A 1912 gold birdcage Otis elevator in a five-story office building in downtown Colorado Springs, Colorado, has been operated for the past 12 years by 60-year-old Gary Wallace, office manager. The elevator, built the same year as the office building, has become an attraction in itself, The Gazette reports. Wallace, who says the unit “always passes its inspections with flying colors,” loves his “elevator jockey” job, perhaps as much — if not more — than his regular one cutting hair. Over the years, Wallace has acquired the skills to deliver a smooth, quiet ride to visitors as they make their 13-second trip up or down. He calls the elevator his “baby,” and himself, “the last of a dying breed.”

If he had to guess, Wallace estimates the elevator reaches speeds of 10 mph, at the most.

Or is he? Among the interesting trends borne of the coronavirus pandemic is the return of the elevator operator. Your author has seen numerous reports of property managers bringing in elevator operators to help keep people safer. Just this week, Los Angeles-based attorney Guy Gruppie told her he was at a business meeting that day and, “for the rest of the COVID crisis, they are using an elevator operator to make sure only he touches the buttons and that the occupants stand on X’s in the car, six feet apart.” So, is Wallace the last of a dying breed?
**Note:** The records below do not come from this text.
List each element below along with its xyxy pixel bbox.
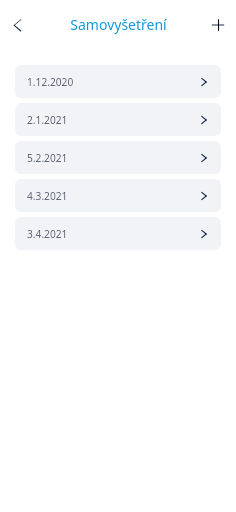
staticText: 2.1.2021 (27, 113, 68, 127)
button[interactable]: 1.12.2020 (15, 65, 221, 98)
button[interactable]: 3.4.2021 (15, 217, 221, 250)
staticText: 5.2.2021 (27, 151, 68, 165)
staticText: Samovyšetření (70, 15, 167, 34)
button[interactable]: 5.2.2021 (15, 141, 221, 174)
staticText: 3.4.2021 (27, 227, 68, 241)
staticText: 1.12.2020 (27, 75, 74, 89)
button[interactable]: 2.1.2021 (15, 103, 221, 136)
button[interactable]: 4.3.2021 (15, 179, 221, 212)
staticText: 4.3.2021 (27, 189, 68, 203)
button[interactable]: Back (5, 13, 29, 37)
button[interactable]: Add (206, 13, 230, 37)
Maybe not.

Be sure to check out The Gazette’s picture gallery of the elevator and a video of Wallace operating it.

Elevators Through The Ages

Image by StockSnap via Pixabay

Don Gelestino, president of Champion Elevator in NYC and good friend of ELEVATOR WORLD, recently shared on his LinkedIn page a link to a blog posted by Avire on its website that we found fascinating, and a great read for anyone sheltering at home during the COVID-19 pandemic: “The History of Elevators: Where Did it All Begin?” If you said it started with Elisha Graves Otis in the 1850s, you’d be wrong. Turns out, you’d have to go back about two millenia to possibly find the answer: Tradition has it that Archimedes, the renowned ancient Greecian scientist, invented the elevator in 236 BCE. We say “possibly,” because the ancient Egyptians are believed to have used a hoisting device, powered by animals or good-old human elbow grease, to build the pyramids more than 2,000 years before the birth of Archimedes.

Granted, we’ll probably never know who first used an elevator-like contraption, but the Avire blog does take us through the device’s documented history, noting that they were used in the Roman Colosseum (built between 70 and 80 CE), and were popular among 18th-century monarchs. Finally, the Avire post takes us through a timeline of post-Otis improvements. It even hints at what the next big thing may very well be.

Celebrating a Milestone

With the hashtag #TBT (throwback Thursday), the University of North Carolina Charlotte College of Arts + Architecture posted on Instagram this photo of Gray, left, with now-retired architecture professor John Nelson, in the Arts Quad in 1999.
Gray

The University of North Carolina Charlotte College of Arts + Architecture has joined ELEVATOR WORLD in celebrating a milestone for Dr. Lee Gray — the publication of his 200th EW article, “The First Elevator in the Texas State Capitol, Part One,” which appears in this month’s issue. Gray, a professor of Architectural History and senior associate dean, joined the faculty at UNCC in 1992 and, according to an April 2 post on the Arts + Architecture Instagram page, “decided it was time to write a book. Asking himself, ‘What’s going to be the most fun?’ he landed on his topic: elevators.” It was in 2003 that he became an EW correspondent, penning monthly history columns (with occasional other pieces), and, according to the post, has since become the “ONLY fulltime elevator historian in the WORLD.” As such, he is the go-to answer man — if the question is “elevators” — for numerous national media outlets, including The New York Times, The Wall Street Journal, National Public Radio, The History Channel, National Geographic and PBS, to name a few. In a reply to the post, EW’s Instagram congratulated Gray, adding, “Our magazine wouldn’t be the same without his contributions. We look forward to his Escalator History book in 2021!” Faithful EW readers don’t have to wait that long for more from Gray, however — he’ll have another article in May’s issue, and for June he will be the subject of our popular “10 Questions” feature.